No es solo un aumento de presupuesto. Es una gran cantidad de dinero que hará que el sistema de control de inmigración sea muy poderoso. Podría ampliar significativamente sus capacidades operativas en los próximos años
¿Qué pasará cuando este sistema de vigilancia y deportación, que ya es muy grande y se ha inmiscuido en otros sectores de relevancia, tenga todo el dinero que necesita para realizar sus actividades sin que nadie lo detenga?
Cómo planean aprobar esta fortuna sin el apoyo de la oposición
La política migratoria en Estados Unidos atraviesa una etapa de gran tensión.
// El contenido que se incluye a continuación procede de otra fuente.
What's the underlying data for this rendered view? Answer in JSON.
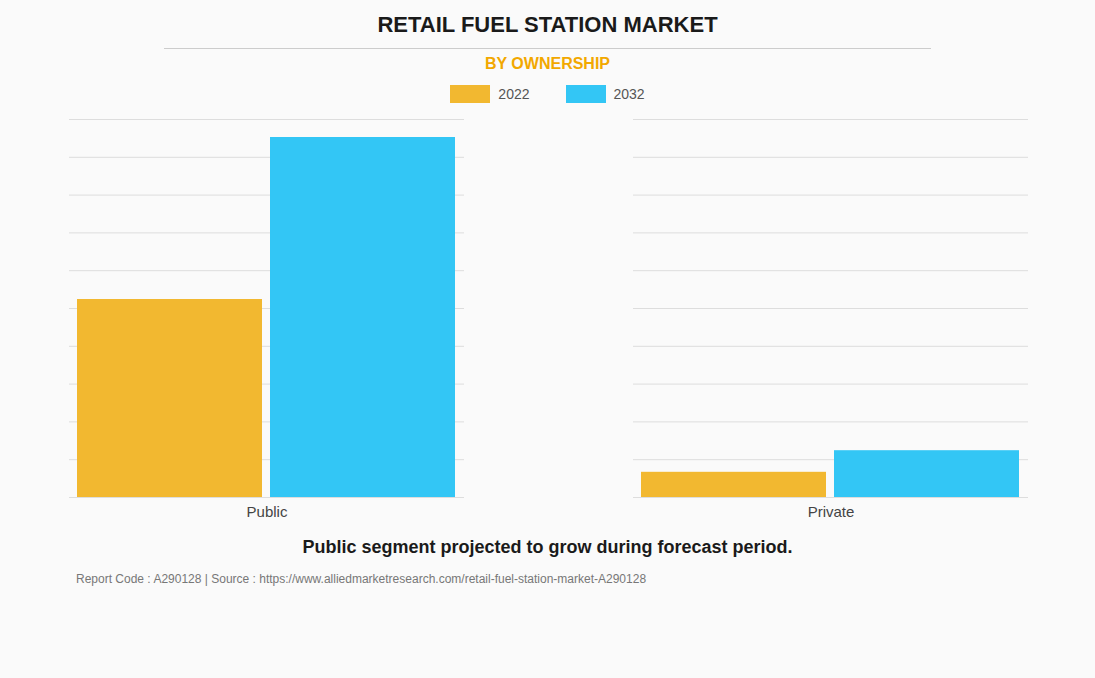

Las agencias encargadas del control fronterizo y la inmigración, como el ICE, están trabajando con presupuestos muy ajustados.
Esto ocurre porque los partidos Republicano y Demócrata no han llegado a un acuerdo en las reglas de operación: mientras algunos sectores piden mayor supervisión judicial y límites a las agencias, otros buscan ampliar las facultades de aplicación de la ley migratoria.
Para seguir adelante sin necesidad de que todos estén de acuerdo, se busca aprobar un presupuesto de 50 000 millones de dólares con una mayoría simple en el Senado, lo que reduciría la necesidad de apoyo bipartidista.
El plan es garantizar este dinero durante tres años, hasta el 2029. Así, el gobierno se asegura de que el control migratorio tenga siempre dinero, sin depender de negociaciones políticas recurrente.
Una montaña de dinero en EE. UU.
Para entender la magnitud de lo que se está discutiendo, hay que mirar las cifras: los 50 000 millones de dólares que se proponen ahora no son un gasto aislado.
Esta cantidad se sumaría a otros 100 000 millones que ya se habían aprobado anteriormente fuera del presupuesto regular.
El objetivo del gobierno es acumular estos recursos para que las agencias tengan la capacidad logística de realizar operativos de control de forma constante y masiva, sin depender de aprobaciones de dinero cada año.
Sin embargo, el proceso para liberar estos fondos no es sencillo. Dentro del propio Congreso hay desacuerdos, ya que algunos legisladores quieren aprovechar este proyecto para incluir otras leyes, como la «Ley SAVE», que busca imponer reglas más estrictas para registrarse y votar.
El peligro es que, si se añaden temas que no tienen que ver directamente con la migración, el proyecto se puede detener.
Esto dejaría al Departamento de Seguridad Nacional en una situación complicada, ya que lleva casi dos meses sin un presupuesto definitivo y la actividad en la frontera sigue aumentando.
Qué ocurre cuando el dinero se convierte en acción
Si este plan recibe luz verde antes del 1 de junio, la vida cotidiana de muchos inmigrantes en Estados Unidos podría cambiar por completo.
No estamos hablando solo de la presencia de más patrullas en la frontera, sino de implementar tecnología y personal en casi todas las ciudades del país.
- Vigilancia constante: Con miles de millones de dólares a su disposición, el gobierno compraría drones avanzados y sistemas de reconocimiento facial. En la práctica, esto haría que fuera casi imposible moverse por ciertas zonas sin que una cámara o un sensor te detectara.
- Más detenciones: El dinero permitiría que el ICE contratara a más agentes y abriera nuevos centros de detención. Esto permitiría realizar operativos más grandes y frecuentes en barrios y lugares de trabajo.
- Menos control sobre las agencias: Como el dinero se aprobaría sin un acuerdo entre partidos, las agencias tendrían mucha más libertad para actuar sin rendir cuentas a nadie. Esto crearía un ambiente de miedo y tensión constante en las comunidades.
Asegurar el dinero por tres años es una estrategia brillante para proteger las políticas. Al hacerlo, el gobierno creará una estructura que funcionará de forma automática, sin importar los debates políticos que surjan en el camino.